The SFSU-CSU masterplan increased enrollment, reduced shuttle services and left 60-80 people in line for shuttles daily. The SFSU team painted the poles purple and yellow at the prior Parkmerced/SFSU-CSU stop, not much more was done to improve two-sided access to the platform and the overwhelming crush that occurs there daily.
The Lake Merced area is completely underserved, while Parkmerced pressures to build alongside the 800 Brotherhood way developments at 19th and Brotherhood there is no significant planning efforts that produce up front changes to connect link and loop the transit systems to provide these areas with secondary connectivity to major transit hubs.
Parkmerced’s changes strand seniors further from the main line, and reduce access to the disabled. The Parkmerced changes wait 30-40 years to do the connectivity needed across brotherhood way and to any future intermodal facility at Daly City BART.
The L-Taraval shown on the map shows how short a distance it would be to connect direct up Sloat Blvd. the L line and possibly link it along Lake Merced Blvd. out to Daly City and possibly back up John Daly Blvd. as a Bi-County project to improve cross county traffic concerns. Even routing it up Brotherhood Way or looping it around the lake to the Pomeroy Center, Golf Course, and housing areas, would make sense even if a secondary system around the lake.

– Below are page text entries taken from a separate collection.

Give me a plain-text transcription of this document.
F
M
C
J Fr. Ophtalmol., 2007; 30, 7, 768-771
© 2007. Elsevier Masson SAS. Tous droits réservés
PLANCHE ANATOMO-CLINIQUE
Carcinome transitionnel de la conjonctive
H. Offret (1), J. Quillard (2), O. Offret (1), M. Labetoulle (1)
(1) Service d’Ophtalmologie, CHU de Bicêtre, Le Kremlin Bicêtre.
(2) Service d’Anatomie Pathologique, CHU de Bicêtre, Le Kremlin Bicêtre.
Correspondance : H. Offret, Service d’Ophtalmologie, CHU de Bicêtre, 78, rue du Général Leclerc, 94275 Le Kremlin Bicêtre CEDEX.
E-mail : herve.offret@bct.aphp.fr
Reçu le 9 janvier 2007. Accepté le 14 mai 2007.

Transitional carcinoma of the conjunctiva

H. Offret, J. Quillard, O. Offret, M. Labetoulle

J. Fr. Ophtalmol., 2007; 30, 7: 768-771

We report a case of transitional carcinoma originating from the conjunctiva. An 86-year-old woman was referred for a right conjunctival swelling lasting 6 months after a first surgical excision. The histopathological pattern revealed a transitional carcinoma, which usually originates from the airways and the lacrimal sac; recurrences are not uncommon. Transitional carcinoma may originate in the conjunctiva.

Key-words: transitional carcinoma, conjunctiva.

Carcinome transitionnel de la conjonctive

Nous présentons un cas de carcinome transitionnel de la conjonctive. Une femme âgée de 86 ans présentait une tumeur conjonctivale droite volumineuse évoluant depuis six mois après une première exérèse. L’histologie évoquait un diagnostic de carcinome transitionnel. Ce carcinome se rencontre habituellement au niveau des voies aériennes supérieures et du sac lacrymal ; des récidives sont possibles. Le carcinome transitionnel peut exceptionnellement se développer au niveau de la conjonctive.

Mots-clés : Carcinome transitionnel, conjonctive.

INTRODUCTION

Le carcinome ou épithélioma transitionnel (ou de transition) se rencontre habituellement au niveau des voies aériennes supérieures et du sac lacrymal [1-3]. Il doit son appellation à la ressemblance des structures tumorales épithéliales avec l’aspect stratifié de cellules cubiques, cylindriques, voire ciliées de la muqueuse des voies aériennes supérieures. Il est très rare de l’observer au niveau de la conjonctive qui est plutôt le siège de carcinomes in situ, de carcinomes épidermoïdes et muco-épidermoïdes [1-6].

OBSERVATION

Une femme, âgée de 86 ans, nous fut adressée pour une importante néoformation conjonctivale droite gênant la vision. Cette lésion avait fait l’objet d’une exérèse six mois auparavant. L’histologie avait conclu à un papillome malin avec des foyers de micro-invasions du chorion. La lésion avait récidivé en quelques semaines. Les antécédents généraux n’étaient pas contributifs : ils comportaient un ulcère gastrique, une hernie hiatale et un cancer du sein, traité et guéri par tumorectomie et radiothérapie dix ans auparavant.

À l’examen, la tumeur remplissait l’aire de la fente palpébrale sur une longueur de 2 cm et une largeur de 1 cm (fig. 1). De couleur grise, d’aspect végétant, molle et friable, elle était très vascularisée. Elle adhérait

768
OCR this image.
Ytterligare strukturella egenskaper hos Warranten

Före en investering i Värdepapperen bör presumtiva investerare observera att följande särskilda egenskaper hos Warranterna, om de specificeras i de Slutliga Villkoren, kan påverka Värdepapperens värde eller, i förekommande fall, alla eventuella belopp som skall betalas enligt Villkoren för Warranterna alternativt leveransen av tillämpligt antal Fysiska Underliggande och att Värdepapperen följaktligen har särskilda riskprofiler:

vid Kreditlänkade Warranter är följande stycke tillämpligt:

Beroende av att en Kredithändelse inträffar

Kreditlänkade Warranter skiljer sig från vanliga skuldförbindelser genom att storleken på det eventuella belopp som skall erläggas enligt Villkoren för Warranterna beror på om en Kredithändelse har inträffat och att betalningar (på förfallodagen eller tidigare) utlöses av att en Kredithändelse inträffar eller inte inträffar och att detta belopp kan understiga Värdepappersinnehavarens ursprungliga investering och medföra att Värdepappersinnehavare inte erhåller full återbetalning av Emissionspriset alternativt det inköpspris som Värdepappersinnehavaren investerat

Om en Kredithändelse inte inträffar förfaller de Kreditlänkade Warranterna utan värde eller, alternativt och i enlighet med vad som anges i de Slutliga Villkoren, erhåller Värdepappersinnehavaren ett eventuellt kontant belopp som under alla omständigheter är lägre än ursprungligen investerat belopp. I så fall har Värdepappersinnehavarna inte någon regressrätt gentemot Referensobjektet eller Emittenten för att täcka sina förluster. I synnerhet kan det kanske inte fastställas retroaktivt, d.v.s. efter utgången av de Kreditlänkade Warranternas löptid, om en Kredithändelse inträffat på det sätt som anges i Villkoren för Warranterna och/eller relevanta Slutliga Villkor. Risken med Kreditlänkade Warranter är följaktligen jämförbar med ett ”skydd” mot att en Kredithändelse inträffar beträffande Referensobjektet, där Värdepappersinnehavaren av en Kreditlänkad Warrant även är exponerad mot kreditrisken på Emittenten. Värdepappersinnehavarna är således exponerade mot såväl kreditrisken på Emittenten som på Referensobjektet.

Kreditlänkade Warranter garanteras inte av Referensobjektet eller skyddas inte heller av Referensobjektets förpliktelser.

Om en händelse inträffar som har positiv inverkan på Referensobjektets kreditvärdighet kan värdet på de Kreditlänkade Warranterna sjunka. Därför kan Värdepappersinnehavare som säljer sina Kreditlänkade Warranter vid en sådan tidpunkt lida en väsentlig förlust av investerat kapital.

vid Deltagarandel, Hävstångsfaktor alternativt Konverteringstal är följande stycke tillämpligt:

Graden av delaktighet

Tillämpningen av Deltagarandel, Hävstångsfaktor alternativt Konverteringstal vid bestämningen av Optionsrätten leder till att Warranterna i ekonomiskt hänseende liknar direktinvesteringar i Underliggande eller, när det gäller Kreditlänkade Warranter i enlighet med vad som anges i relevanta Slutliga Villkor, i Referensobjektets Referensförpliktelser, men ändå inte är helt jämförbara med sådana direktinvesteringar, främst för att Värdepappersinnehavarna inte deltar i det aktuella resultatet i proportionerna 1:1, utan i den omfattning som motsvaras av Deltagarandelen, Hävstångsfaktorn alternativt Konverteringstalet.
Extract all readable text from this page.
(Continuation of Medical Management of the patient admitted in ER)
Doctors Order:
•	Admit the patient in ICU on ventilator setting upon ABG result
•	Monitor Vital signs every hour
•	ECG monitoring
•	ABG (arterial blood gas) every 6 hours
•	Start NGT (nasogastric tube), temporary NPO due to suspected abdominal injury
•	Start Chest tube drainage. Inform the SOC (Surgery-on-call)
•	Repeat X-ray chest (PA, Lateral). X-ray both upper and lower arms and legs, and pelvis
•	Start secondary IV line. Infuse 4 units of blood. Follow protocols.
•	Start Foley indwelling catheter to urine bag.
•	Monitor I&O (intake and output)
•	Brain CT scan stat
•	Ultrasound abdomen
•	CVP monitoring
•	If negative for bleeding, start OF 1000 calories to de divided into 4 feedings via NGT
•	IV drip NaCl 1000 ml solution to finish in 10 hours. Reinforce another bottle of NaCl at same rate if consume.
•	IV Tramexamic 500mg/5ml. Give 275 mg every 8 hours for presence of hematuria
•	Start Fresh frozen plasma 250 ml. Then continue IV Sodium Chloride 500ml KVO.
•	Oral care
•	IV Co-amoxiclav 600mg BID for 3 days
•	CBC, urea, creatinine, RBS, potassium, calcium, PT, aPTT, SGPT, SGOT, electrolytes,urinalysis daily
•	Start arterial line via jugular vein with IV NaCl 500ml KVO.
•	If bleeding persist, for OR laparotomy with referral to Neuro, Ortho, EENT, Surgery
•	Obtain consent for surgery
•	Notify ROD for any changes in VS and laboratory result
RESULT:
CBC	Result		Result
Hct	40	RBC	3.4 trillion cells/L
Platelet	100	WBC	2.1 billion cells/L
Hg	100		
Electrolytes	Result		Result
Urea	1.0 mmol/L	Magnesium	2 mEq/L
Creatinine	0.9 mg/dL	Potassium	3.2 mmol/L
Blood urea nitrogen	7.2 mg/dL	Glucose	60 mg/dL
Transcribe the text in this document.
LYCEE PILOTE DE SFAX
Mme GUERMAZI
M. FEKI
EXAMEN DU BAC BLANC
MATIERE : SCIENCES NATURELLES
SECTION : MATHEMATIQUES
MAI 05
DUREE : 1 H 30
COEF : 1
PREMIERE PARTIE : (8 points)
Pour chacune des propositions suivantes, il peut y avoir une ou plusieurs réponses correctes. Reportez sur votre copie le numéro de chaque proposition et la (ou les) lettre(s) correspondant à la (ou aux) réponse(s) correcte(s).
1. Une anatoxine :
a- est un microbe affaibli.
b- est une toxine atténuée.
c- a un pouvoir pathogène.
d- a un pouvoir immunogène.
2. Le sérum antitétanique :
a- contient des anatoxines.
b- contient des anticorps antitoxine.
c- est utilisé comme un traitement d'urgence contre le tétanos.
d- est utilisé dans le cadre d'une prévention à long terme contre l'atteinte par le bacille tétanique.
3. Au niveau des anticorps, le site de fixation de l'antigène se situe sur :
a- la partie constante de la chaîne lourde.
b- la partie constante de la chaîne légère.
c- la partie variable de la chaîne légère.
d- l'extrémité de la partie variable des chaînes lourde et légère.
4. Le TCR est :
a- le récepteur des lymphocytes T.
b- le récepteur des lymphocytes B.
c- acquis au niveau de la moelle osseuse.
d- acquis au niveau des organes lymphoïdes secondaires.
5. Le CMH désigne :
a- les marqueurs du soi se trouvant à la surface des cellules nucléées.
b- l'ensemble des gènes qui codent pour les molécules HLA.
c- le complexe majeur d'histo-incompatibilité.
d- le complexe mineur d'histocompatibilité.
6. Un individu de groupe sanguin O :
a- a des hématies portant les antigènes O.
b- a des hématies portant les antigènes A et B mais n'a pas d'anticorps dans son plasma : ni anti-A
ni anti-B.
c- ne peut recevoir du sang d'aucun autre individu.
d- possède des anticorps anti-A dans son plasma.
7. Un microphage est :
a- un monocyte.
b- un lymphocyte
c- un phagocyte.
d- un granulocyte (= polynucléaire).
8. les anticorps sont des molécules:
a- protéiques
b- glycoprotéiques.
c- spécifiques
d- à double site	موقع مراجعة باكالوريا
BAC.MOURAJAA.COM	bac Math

Development of many sites in D10 requires more adequate public transit systems to solve the accessible issues for many low-income families needing to get downtown or across town for jobs and schools. Meanwhile the SFMTA/SFCTA propose BRT transit along Geneva when its already obviously clear the LRV route is needed sooner and not later, with proposed projects, cummalative impacts, and the new projects near Balboa Park Station that will bottle up the access to any future planned intermodal facility at this location near the Geneva Car-Barn and major highway access areas of the SE-SW corridor.
The systemic problem is that we need funding, and we also need resolve. We need a bit more creativity in solving the problems, and a stronger will to not just take a developer’s plan as the holy-grail, but make sure we vet the suggested options and alternatives that can provide these residents and existing neighborhoods with the proper public transit levels needed.
Its not out of the financial possibility to get our systems in such a small city up to par, it just will take the public demanding that the city is not adequately serving the public’s needs and put the focus on the planners to get those links, loops and connections in the system built first, and not post more subway tunneling that may drain funds for outside areas of SF at the behest of downtown interests.
Taxation of business, institutional growth (SFSU-CSU), and market rate housing development is critical to ensuring that the developers don’t rely on the public taxation to fund their growth.
Raise the tax amount by 50% over the currently submitted amounts proposed by the SF Planning Commissioners, its time we think about the cities future, and if we will strand the public and force them to take cars, or adequately plan for a system-wide improvement especially in districts currently under-served by the system.